Tuesday, January 11, 2011

Dialogue

We haven't written in awhile, but feel it's appropriate to begin today, three days after the brutal killings and assaults in Tucson, Arizona.  As the link in the caption alludes, there is now much discussion and loud debate (only in America can we have loud debates about loud political debates) over the climate of our political culture.  Almost immediately after it was reported that a moderate Democratic Congresswoman, Gabrielle Giffords, was the target of the shooting (and indeed was brutally shot in the left side of her head), the TV, radio, and internet content providers instantly went to their respective "airwaves" and began alleging that the murders and assaults were the result of violent language in today's political climate.  One "target" of the commentator's rage is Sarah Palin, who last summer posted a map of America with various Congressional districts covered in "crosshairs," urging her followers to "target" those districts and vote out the incumbent Congressional representative, replacing them with more conservative followers of Palin.  Giffords was one of those districts.

However, it is not a straight line from violent political discourse to a deranged gunman shooting at a Congresswoman and killing a federal judge.  While it appears Congresswoman Giffords was the target of the shooting, there are many other variables to the motive of this crime, including the possibility the young man was insane.  Nonetheless, this crime is a vivid reminder of theories of criminal behavior that we have forgotten in this "lock 'em up and throw away the key" era: society has a huge role to play in crime.  How we shape our children, address mental health issues, regulate instruments of violence (guns), poverty, education, greed and wealth.  Whether it's an Enron executive inflating stock value or this young man who shot at a crowd of people on a Saturday morning, our society shaped and informed those acts.

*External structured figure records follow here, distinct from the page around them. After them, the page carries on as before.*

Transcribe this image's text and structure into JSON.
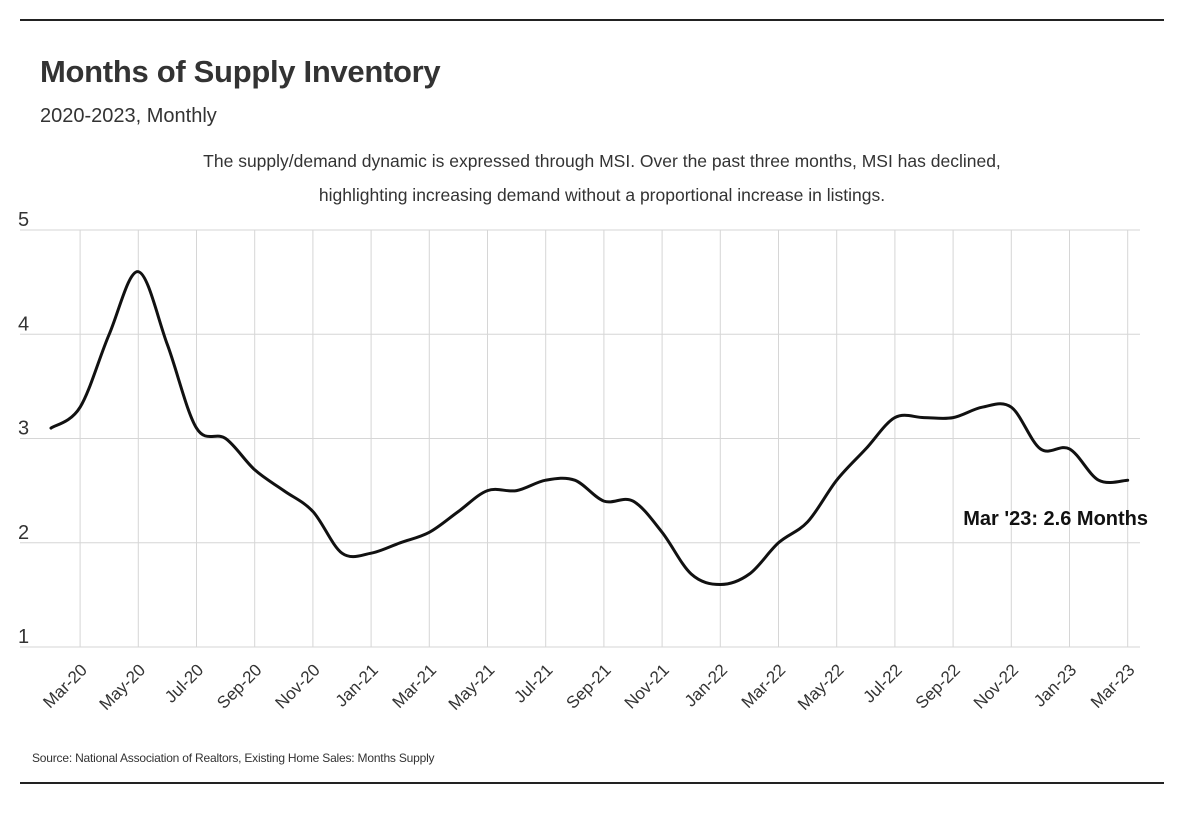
{
  "header": {
    "title": "Months of Supply Inventory",
    "subtitle": "2020-2023, Monthly",
    "annotation_line1": "The supply/demand dynamic is expressed through MSI. Over the past three months, MSI has declined,",
    "annotation_line2": "highlighting increasing demand without a proportional increase in listings."
  },
  "footer": {
    "source": "Source:  National Association of Realtors, Existing Home Sales: Months Supply"
  },
  "colors": {
    "line": "#111111",
    "grid": "#d6d6d6",
    "text": "#333333"
  },
  "chart_data": {
    "type": "line",
    "title": "Months of Supply Inventory",
    "xlabel": "",
    "ylabel": "",
    "ylim": [
      1,
      5
    ],
    "y_ticks": [
      1,
      2,
      3,
      4,
      5
    ],
    "grid": true,
    "x": [
      "Feb-20",
      "Mar-20",
      "Apr-20",
      "May-20",
      "Jun-20",
      "Jul-20",
      "Aug-20",
      "Sep-20",
      "Oct-20",
      "Nov-20",
      "Dec-20",
      "Jan-21",
      "Feb-21",
      "Mar-21",
      "Apr-21",
      "May-21",
      "Jun-21",
      "Jul-21",
      "Aug-21",
      "Sep-21",
      "Oct-21",
      "Nov-21",
      "Dec-21",
      "Jan-22",
      "Feb-22",
      "Mar-22",
      "Apr-22",
      "May-22",
      "Jun-22",
      "Jul-22",
      "Aug-22",
      "Sep-22",
      "Oct-22",
      "Nov-22",
      "Dec-22",
      "Jan-23",
      "Feb-23",
      "Mar-23"
    ],
    "x_tick_labels": [
      "Mar-20",
      "May-20",
      "Jul-20",
      "Sep-20",
      "Nov-20",
      "Jan-21",
      "Mar-21",
      "May-21",
      "Jul-21",
      "Sep-21",
      "Nov-21",
      "Jan-22",
      "Mar-22",
      "May-22",
      "Jul-22",
      "Sep-22",
      "Nov-22",
      "Jan-23",
      "Mar-23"
    ],
    "series": [
      {
        "name": "Months Supply",
        "values": [
          3.1,
          3.3,
          4.0,
          4.6,
          3.9,
          3.1,
          3.0,
          2.7,
          2.5,
          2.3,
          1.9,
          1.9,
          2.0,
          2.1,
          2.3,
          2.5,
          2.5,
          2.6,
          2.6,
          2.4,
          2.4,
          2.1,
          1.7,
          1.6,
          1.7,
          2.0,
          2.2,
          2.6,
          2.9,
          3.2,
          3.2,
          3.2,
          3.3,
          3.3,
          2.9,
          2.9,
          2.6,
          2.6
        ]
      }
    ],
    "end_label": "Mar '23: 2.6 Months"
  }
}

Unfortunately, ideology and violence are a potent mix.  The reason the picture with this blog is of a Northern spotted owl is because it is merely one example of violence and ideology.  In the 1990s the Pacific Northwest was split apart by widely divided sides on how our federal and state forests were managed.  The Northern spotted owl was listed as a threatened species under the Federal Endangered Species Act, and violence broke out in the woods, federal offices, and in state legislatures.  A colleague of mine had an owl nailed to his door.  So-called eco-saboteurs reigned terror upon federal offices, logging companies, and even a research facility at the University of Washington.  These same "eco-saboteurs" later testified that they had large caches of automatic weapons and had trained on how to kill corporate executives.  Loggers revved up chainsaws, threatening to cut down trees which held tree-sitters (and in Humboldt County, California, a tree was felled with a tree sitter in it).  These are violent acts in the name of "righteousness" and ideology.

Those of us who sought dialogue were laughed at for not being "pure."  Even attempts by President Clinton to find compromise, where portions of forests could be sustainably harvested and other areas protected, was ripped and tattered by the vastly opposing sides.

Until, until we are ready as a society to reflect on our own, individual reactions to ideologies we don't agree with, we will not find "reasoned" discourse.  While it does take a village to raise children, to change how we talk about heated issues will take each of us to quiet down.  Then to turn to the person next to us, summon courage, and ask them to quiet down.  To tell that person you will listen, but only if they talk, not yell or threaten.  Perhaps this will never happen.   And more deranged people like the Tucson shooter, or the Unabomber, or Peter Young (an animal "rights" advocate who encourages violence), or the man who murdered the abortion doctor in Kansas, will continue to feed off of our collective anger.  It's up to each of us, individually right now to not point fingers at anyone else but ourselves if we want this cacophony of anger to stop.